温若逐一从容应答,对答如流,不仅完美解答了众人的疑问,还补充了全新的研究思路,引得台下频频点头称赞,会场学术氛围融洽又热烈。
接连十几个专业问题,全程平和顺畅,无人刻意刁难。
直到主持人目光看向嘉宾席,礼貌出声,问还有没有其他问题时,顾语蔚却突然开口:“我想说两句。”
她此刻顶着WR的头衔,众人对她必然十分恭敬,立马都下意识屏息,满心期待顶级专家的独到点评。
顾语蔚缓缓抬眼,脸上敛去所有浅笑,覆上一层冰冷疏离的严肃。她慢条斯理地拿起话筒,指尖摩挲着话筒边缘,抬眼直视台上的温若,目光锐利又带着居高临下的轻蔑:“我认真听完了你整场的汇报,也仔细看过了你展示的全部实验数据与专利报告,坦白说,我完全不认可你的研究成果与核心观点。”
一句话,瞬间打破全场融洽的氛围。
场内哗然微起,所有人皆是一愣,纷纷抬头看向台上的温若与席中的顾语蔚。显然没想到她会这么说。
温若站在台上,神色未变,目光平静地看向她:“愿闻高见。”
见她依旧从容淡定,顾语蔚心底的火气更盛,语气愈发尖锐刻意,仗着自己WR的权威身份,步步紧逼拆台:“首先,你本次核心申报的EB症表皮基因修复专利,你在汇报中称,该技术可将术后排异风险降低至0.3%以内,对吗?”
温若颔首,十分淡定:“是的,经过三百次模拟实验与二十例临床试点验证,数据真实可查。”

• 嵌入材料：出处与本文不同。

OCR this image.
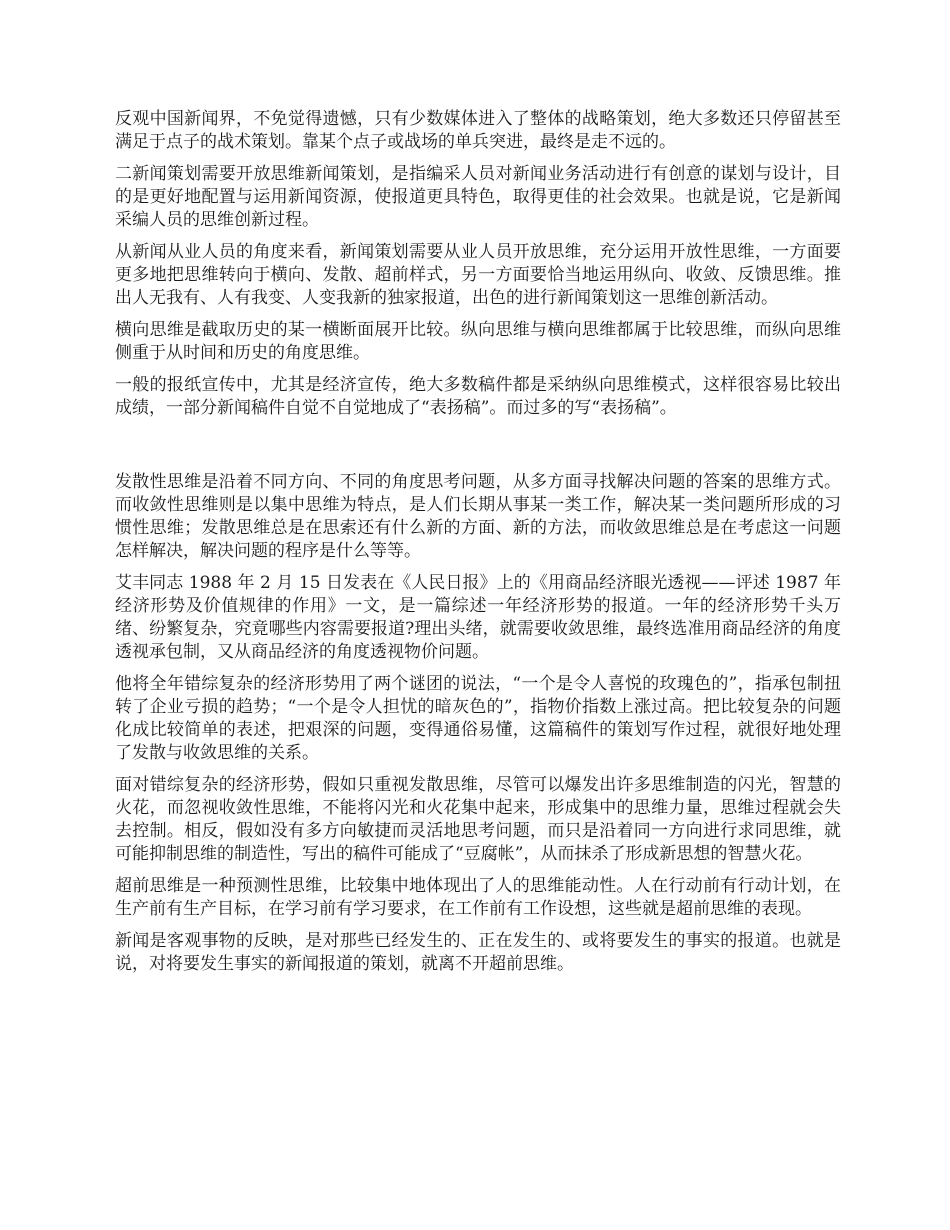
反观中国新闻界，不免觉得遗憾，只有少数媒体进入了整体的战略策划，绝大多数还只停留甚至满足于点子的战术策划。靠某个点子或战场的单兵突进，最终是走不远的。

二新闻策划需要开放思维新闻策划，是指编采人员对新闻业务活动进行有创意的谋划与设计，目的是更好地配置与运用新闻资源，使报道更具特色，取得更佳的社会效果。也就是说，它是新闻采编人员的思维创新过程。

从新闻从业人员的角度来看，新闻策划需要从业人员开放思维，充分运用开放性思维，一方面要更多地把思维转向于横向、发散、超前样式，另一方面要恰当地运用纵向、收敛、反馈思维。推出人无我有、人有我变、人变我新的独家报道，出色的进行新闻策划这一思维创新活动。

横向思维是截取历史的某一横断面展开比较。纵向思维与横向思维都属于比较思维，而纵向思维侧重于从时间和历史的角度思维。

一般的报纸宣传中，尤其是经济宣传，绝大多数稿件都是采纳纵向思维模式，这样很容易比较出成绩，一部分新闻稿件自觉不自觉地成了“表扬稿”。而过多的写“表扬稿”。

发散性思维是沿着不同方向、不同的角度思考问题，从多方面寻找解决问题的答案的思维方式。而收敛性思维则是以集中思维为特点，是人们长期从事某一类工作，解决某一类问题所形成的习惯性思维；发散思维总是在思索还有什么新的方面、新的方法，而收敛思维总是在考虑这一问题怎样解决，解决问题的程序是什么等等。

艾丰同志 1988 年 2 月 15 日发表在《人民日报》上的《用商品经济眼光透视——评述 1987 年经济形势及价值规律的作用》一文，是一篇综述一年经济形势的报道。一年的经济形势千头万绪、纷繁复杂，究竟哪些内容需要报道?理出头绪，就需要收敛思维，最终选准用商品经济的角度透视承包制，又从商品经济的角度透视物价问题。

他将全年错综复杂的经济形势用了两个谜团的说法，“一个是令人喜悦的玫瑰色的”，指承包制扭转了企业亏损的趋势；“一个是令人担忧的暗灰色的”，指物价指数上涨过高。把比较复杂的问题化成比较简单的表述，把艰深的问题，变得通俗易懂，这篇稿件的策划写作过程，就很好地处理了发散与收敛思维的关系。

面对错综复杂的经济形势，假如只重视发散思维，尽管可以爆发出许多思维制造的闪光，智慧的火花，而忽视收敛性思维，不能将闪光和火花集中起来，形成集中的思维力量，思维过程就会失去控制。相反，假如没有多方向敏捷而灵活地思考问题，而只是沿着同一方向进行求同思维，就可能抑制思维的制造性，写出的稿件可能成了“豆腐帐”，从而抹杀了形成新思想的智慧火花。

超前思维是一种预测性思维，比较集中地体现出了人的思维能动性。人在行动前有行动计划，在生产前有生产目标，在学习前有学习要求，在工作前有工作设想，这些就是超前思维的表现。

新闻是客观事物的反映，是对那些已经发生的、正在发生的、或将要发生的事实的报道。也就是说，对将要发生事实的新闻报道的策划，就离不开超前思维。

“真实?”顾语蔚一声轻嗤,语气满是不屑与否定,带着极强的权威性压迫感,“在我看来,这份数据根本不成立,纯属理想化臆测。”
她身体微微前倾,目光凌厉,当众驳斥:“全球范围内,EB症基因修复的最低排异风险纪录是0.8%,这是全球学界公认的极限数据。你一个新人研究员,仅凭短短数月研究,就声称突破行业极限,将风险压至0.3%,未免太过荒谬。”
“我有理由怀疑,你的实验数据经过人为美化,根本没有经过完整的闭环验证,所谓的专利成果,只是纸上谈兵的理论推导,不具备任何临床落地价值。”
全场瞬间寂静无声,所有人的目光死死聚焦在台上。